Used to be

I never saw this film before, and I'm not surprised. The mystique of the film - its tradition and the renowned optimism of the outcome bring out a certain cynicism in me. But I am also remain the eternal optimist and will give a movie perhaps more of a chance than it deserves.

Interestingly, It's a Wonderful Life shares this same combination of the cynic and the optimist. George Bailey (Jimmy Stewart) lives in a harsh world, a town dominated by a greedy businessman where events leave him treading water rather than pursuing his dreams. In the face of these hardships, Bailey puts the best face on it he can, ever the optimist, and a practical one at that. He sacrifices much of himself in an effort to keep open a "Building and Loan" for the sake of the community that would be otherwise oppressed by company housing. He's a good man, but when everything falls apart come Christmastime, he finds himself on a bridge, considering death the best option.
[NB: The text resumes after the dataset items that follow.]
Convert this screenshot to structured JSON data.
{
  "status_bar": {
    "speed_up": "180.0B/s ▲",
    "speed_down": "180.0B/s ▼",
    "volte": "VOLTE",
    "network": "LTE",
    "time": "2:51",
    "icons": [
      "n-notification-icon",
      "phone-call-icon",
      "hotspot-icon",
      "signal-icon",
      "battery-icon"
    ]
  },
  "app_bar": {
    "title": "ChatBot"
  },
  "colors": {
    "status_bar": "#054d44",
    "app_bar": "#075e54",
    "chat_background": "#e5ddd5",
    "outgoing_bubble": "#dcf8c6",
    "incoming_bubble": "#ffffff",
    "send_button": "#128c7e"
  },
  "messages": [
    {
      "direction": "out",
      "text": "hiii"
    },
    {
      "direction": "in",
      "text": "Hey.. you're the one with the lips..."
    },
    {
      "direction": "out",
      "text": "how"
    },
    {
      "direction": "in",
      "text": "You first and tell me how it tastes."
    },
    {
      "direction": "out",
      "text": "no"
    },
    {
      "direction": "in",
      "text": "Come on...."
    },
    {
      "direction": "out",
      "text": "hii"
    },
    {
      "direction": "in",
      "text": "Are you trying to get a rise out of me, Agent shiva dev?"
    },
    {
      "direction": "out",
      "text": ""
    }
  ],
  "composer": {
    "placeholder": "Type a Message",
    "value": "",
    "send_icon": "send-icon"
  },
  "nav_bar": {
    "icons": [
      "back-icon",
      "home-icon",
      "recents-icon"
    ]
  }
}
The question becomes one of George's survival: will he or won't he? The script flinches and goes the supernatural route with the ultimate Deus Ex Machina. In a way, it's fine, the film stakes out its resolution from the start, and this seems to be the kind of world these characters live in. There's no question that the film is well written, well performed, and just all around well done, but as a message movie, the presentation is too black and white (pardon the pun) to have much meaning for me.
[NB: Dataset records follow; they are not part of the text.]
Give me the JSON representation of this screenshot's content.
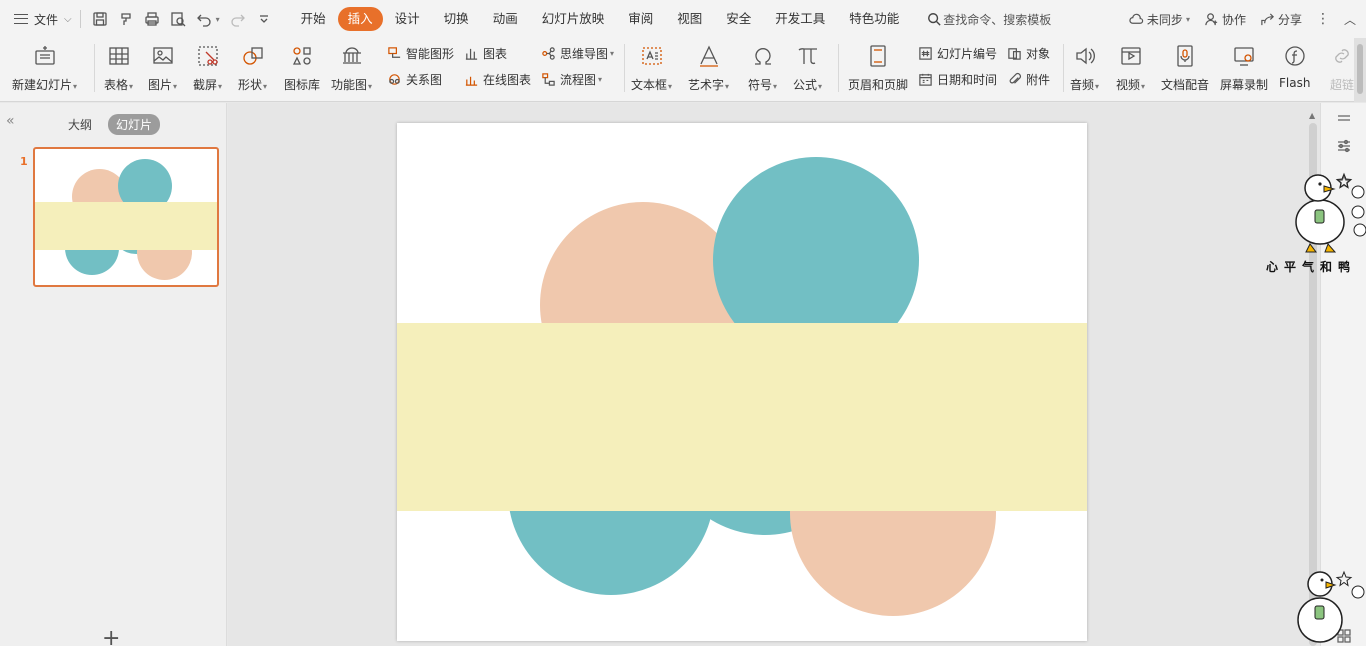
{
  "menubar": {
    "file_label": "文件",
    "tabs": [
      {
        "label": "开始"
      },
      {
        "label": "插入",
        "active": true
      },
      {
        "label": "设计"
      },
      {
        "label": "切换"
      },
      {
        "label": "动画"
      },
      {
        "label": "幻灯片放映"
      },
      {
        "label": "审阅"
      },
      {
        "label": "视图"
      },
      {
        "label": "安全"
      },
      {
        "label": "开发工具"
      },
      {
        "label": "特色功能"
      }
    ],
    "search_label": "查找命令、搜索模板",
    "sync_label": "未同步",
    "collab_label": "协作",
    "share_label": "分享"
  },
  "ribbon": {
    "new_slide": "新建幻灯片",
    "table": "表格",
    "picture": "图片",
    "screenshot": "截屏",
    "shape": "形状",
    "icon_lib": "图标库",
    "func_chart": "功能图",
    "smart_art": "智能图形",
    "chart": "图表",
    "relation": "关系图",
    "online_chart": "在线图表",
    "mind_map": "思维导图",
    "flow_chart": "流程图",
    "textbox": "文本框",
    "wordart": "艺术字",
    "symbol": "符号",
    "formula": "公式",
    "header_footer": "页眉和页脚",
    "slide_number": "幻灯片编号",
    "object": "对象",
    "date_time": "日期和时间",
    "attachment": "附件",
    "audio": "音频",
    "video": "视频",
    "doc_dub": "文档配音",
    "screen_record": "屏幕录制",
    "flash": "Flash",
    "hyperlink": "超链"
  },
  "leftpanel": {
    "tab_outline": "大纲",
    "tab_slides": "幻灯片",
    "slide_number": "1",
    "add_symbol": "+"
  },
  "slide": {
    "colors": {
      "peach": "#f0c8ad",
      "teal": "#72bfc4",
      "yellow": "#f5efbb"
    }
  },
  "sticker": {
    "caption": "心平气和鸭"
  }
}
Any reading of the film must take into account the world that bore it - immediately following World War II, where many Americans had made deep sacrifices in the war effort. Values of community and the greater good drip from each frame. George Bailey is a little like Forest Gump - he might hit some problems, but the simple-natured goodness gets him through. The subtleties were lost by audiences of its day - they found the film too dark, and was considered a bomb at the box office. It took some time for the film to be accepted, a reflection of deepening national cynicism, and perhaps now - for me, at least - it's swung the other direction, and It's a Wonderful Life seems too light and simplistic. In a way, the staying power of the film is a tribute to its ability to hold in both so much optimism and pessimism at the same time, but there'll always be people, like me, out of sync with what it's trying to say.